By Tiffany Pennamon
Diverse Education
Dr. Evelyn Brooks Higginbotham’s appointment as the first African-American chair of the Department of History at Harvard University is significant, but not for the reasons most would expect.
Harvard has previously had Black heads of departments, Higginbotham noted, and her new role is not “the most important administrative job” as the university now has four African-American women leading colleges at the Ivy League school.
Instead, Higginbotham, the Victor S. Thomas Professor of History and of African and African-American Studies, believes the significance of her appointment comes in honoring the legacies of those who have paved the way for African-Americans’ contributions to the field of history.
“I feel absolutely indebted to those who have created the situation by which we can teach African-American history in our schools, and we can teach in these universities on the faculty and that we can produce Ph.D.’s with this specific emphasis,” Higginbotham said of her chair appointment. “It’s really quite an honor.”

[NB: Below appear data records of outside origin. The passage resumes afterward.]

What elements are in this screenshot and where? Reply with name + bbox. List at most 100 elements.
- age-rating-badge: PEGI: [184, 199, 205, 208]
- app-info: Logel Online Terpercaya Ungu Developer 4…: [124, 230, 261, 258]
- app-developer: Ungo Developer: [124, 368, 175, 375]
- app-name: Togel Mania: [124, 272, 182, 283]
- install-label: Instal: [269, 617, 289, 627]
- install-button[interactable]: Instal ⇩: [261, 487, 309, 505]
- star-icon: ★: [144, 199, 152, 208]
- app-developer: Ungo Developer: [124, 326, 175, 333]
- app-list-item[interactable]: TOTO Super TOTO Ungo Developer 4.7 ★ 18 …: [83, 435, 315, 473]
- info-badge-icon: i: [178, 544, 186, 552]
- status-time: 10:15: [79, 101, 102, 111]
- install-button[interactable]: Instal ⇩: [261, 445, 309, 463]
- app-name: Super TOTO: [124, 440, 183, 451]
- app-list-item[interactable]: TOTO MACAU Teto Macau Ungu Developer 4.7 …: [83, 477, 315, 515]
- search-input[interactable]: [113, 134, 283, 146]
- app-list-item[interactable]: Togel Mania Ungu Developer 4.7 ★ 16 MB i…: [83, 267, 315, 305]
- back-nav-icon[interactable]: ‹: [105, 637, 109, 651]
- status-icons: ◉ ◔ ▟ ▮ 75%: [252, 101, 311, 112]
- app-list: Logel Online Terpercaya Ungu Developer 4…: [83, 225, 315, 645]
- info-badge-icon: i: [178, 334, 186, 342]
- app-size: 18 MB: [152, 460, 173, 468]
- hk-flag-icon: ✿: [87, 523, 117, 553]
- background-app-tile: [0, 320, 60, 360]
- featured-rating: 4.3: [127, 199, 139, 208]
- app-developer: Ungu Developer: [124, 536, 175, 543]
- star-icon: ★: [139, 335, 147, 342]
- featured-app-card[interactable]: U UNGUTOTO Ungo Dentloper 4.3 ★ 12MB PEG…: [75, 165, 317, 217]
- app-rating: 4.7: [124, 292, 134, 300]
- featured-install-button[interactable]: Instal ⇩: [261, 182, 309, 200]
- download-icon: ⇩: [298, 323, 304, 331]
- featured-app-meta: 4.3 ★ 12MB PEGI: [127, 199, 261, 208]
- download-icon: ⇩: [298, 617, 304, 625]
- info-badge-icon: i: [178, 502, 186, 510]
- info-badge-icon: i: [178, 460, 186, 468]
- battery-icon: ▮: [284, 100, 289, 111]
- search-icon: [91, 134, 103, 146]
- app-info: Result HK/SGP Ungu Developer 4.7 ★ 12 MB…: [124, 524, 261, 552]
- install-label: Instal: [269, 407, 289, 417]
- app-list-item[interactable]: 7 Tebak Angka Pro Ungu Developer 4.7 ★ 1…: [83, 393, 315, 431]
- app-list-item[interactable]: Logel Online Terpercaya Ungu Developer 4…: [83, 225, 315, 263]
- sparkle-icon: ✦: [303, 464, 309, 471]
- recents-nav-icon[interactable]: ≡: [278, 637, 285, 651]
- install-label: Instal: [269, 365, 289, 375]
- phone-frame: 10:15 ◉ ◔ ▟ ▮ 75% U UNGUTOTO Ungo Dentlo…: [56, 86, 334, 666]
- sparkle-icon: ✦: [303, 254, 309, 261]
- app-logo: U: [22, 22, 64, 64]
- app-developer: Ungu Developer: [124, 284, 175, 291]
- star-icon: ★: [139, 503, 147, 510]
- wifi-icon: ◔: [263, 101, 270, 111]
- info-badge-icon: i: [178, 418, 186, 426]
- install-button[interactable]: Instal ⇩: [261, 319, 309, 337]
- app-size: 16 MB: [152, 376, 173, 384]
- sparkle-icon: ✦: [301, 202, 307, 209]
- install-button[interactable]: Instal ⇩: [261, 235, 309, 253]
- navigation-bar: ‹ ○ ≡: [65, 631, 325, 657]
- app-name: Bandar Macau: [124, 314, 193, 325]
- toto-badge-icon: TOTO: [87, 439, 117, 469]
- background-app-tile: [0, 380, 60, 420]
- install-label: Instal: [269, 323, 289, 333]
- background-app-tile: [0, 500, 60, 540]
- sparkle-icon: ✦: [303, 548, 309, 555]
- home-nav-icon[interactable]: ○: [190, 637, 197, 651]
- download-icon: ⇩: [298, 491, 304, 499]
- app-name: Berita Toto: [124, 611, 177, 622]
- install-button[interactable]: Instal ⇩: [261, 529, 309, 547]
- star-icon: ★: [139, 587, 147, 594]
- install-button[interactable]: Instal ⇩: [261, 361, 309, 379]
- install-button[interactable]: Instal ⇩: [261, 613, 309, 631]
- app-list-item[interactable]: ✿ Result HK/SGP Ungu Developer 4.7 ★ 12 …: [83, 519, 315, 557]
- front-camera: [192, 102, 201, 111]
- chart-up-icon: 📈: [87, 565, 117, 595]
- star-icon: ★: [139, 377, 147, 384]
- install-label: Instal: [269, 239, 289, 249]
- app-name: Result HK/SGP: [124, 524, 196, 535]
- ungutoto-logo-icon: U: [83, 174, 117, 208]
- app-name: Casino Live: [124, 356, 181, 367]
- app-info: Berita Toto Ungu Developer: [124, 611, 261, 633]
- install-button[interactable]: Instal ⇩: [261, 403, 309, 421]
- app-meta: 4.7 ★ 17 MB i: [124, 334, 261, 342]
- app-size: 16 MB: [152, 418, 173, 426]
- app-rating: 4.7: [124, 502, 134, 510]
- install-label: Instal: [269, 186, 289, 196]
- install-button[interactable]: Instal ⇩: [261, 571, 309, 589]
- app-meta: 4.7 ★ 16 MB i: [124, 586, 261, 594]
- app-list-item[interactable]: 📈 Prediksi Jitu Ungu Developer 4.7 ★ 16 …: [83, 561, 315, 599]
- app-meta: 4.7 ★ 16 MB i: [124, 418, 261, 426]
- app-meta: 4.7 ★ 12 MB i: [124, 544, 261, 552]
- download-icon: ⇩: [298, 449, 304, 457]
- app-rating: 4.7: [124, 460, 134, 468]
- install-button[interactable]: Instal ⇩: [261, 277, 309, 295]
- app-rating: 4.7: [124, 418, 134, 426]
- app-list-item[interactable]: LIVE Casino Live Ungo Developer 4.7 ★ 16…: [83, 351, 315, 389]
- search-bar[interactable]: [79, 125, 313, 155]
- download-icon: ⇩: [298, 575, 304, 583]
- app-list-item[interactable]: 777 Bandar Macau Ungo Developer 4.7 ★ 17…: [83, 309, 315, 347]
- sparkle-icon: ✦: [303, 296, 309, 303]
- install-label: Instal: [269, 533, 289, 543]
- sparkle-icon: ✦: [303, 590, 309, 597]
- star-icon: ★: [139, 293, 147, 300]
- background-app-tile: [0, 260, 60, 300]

“I am chair of the department from which W.E.B. Du Bois received his Ph.D. in 1895,” Higginbotham continued, “and I am chair of the department that Carter G. Woodson received his Ph.D. – the second [African-American] in history – in 1912.”
The scholar and president of the Association for the Study of African American Life and History (ASALH) also cites prominent historians Dr. Charles H. Wesley, Dr. Rayford W. Logan, Dr. John Hope Franklin, Dr. Nathan Huggins and Dr. Nell Painter as heroes.
“These are historians who have dedicated their lives to the story of African-Americans,” Higginbotham said. “I am now the chair of the department who sent them on their way with a Ph.D., and I am just honored to represent their legacy and I am honored to represent the current faculty and students.”
Dr. Karsonya Wise Whitehead, associate professor of Communication and African and African-American Studies at Loyola University Maryland and ASALH’s national secretary, said that Higginbotham’s “inspiring” appointment as Harvard’s History chair marks an occasion that has come full circle because the historian is also president of ASALH, the organization founded by Woodson in 1915 to promote, preserve and disseminate knowledge on Black life, history and culture.
“Dr. Higginbotham and the work that she has done, from being recognized by President Obama to helping us think about the ways in which we profile and talk about Black women and respectability politics, she’s always been a leader in pushing for the importance of teaching African-American history,” Whitehead said. “She is someone who young historians, like myself, look up to. We aspire to have a career that is as full and as impactful as hers is.”
Whitehead added that Higginbotham is among the Black women in positions of power at Harvard that will shape the “next generation of bright minds” and “keep the door open” for more scholars to succeed.
Higginbotham will help “people to understand that African-American history is American history and that we are the keeper of all stories … it’s not something separate,” she said. “She is truly living the life of what 19th Century Black women said when they said you must lift as you climb. Dr. Higginbotham is truly lifting as she climbs.”